Au final je crois que dans un premier temps je vais oublier l'accès SSH et n'offrir qu'un Webdav plutôt que SFTP, de toute façon l'idée n'est pas de donner l'accès SFTP à tout le serveur mais seulement à quelques répertoires connus qui sont soit consommés soit alimentés par l'application. J'ai juste un peu peur que beaucoup d'utilisateurs ne sachent pas ce qu'est un Webdav et de devoir passer pas mal de temps à leur expliquer...
Je verrai ensuite pour tester docker en détail et peut-être aussi kubernetes
Je laisse ouvert encore un peu au cas où il y a d'autres idées qui arrivent.

[binarygirl]

Effectivement, je comprends la problématique.
Pour certains protocoles comme http(s), la redirection vers un container en fonction du sous-domaine pourrait se faire avec un proxy.
Pour d'autres protocoles comme SSH c'est plus difficile puisque SSH n'a pas le concept de virtual host: on se connecte à une adresse IP après avoir fait la résolution du nom (à moins de se connecter directement sur l'adresse IP). En revanche, il est concevable de faire de la redirection de port: donner à chaque client un sous-domaine avec son propre port associé pour le SSH.
Cela permettrait d'économiser les adresses IP qui sont une ressource rare (et facturée).
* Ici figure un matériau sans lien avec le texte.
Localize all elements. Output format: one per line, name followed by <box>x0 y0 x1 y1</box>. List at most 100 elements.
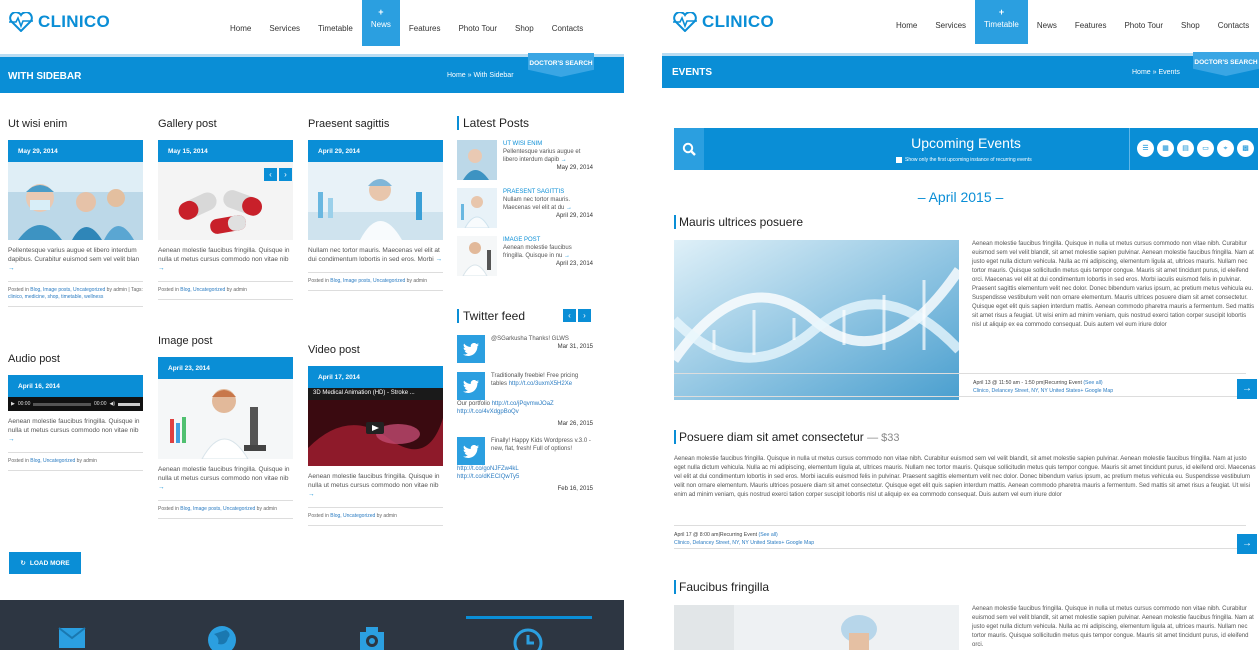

Il me semble que faire tourner un container, à configuration égale, sera toujours plus économe que d'émuler une machine Linux entière (VPS). Mais il n'y a pas de que docker pour cela. Il y aussi des solutions hybrides comme Firecracker et certaines distros comme Redhat viennent souvent avec Openshift. Donc votre environnement actuel va peut-être vous diriger vers certaines solutions plutôt que d'autres.

[chrtophe]

Pour certains protocoles comme http(s), la redirection vers un container en fonction du sous-domaine pourrait se faire avec un proxy.

Traefik à l'air de faire référence, c'est un reverse-proxy qui sera lui-même dans un conteneur.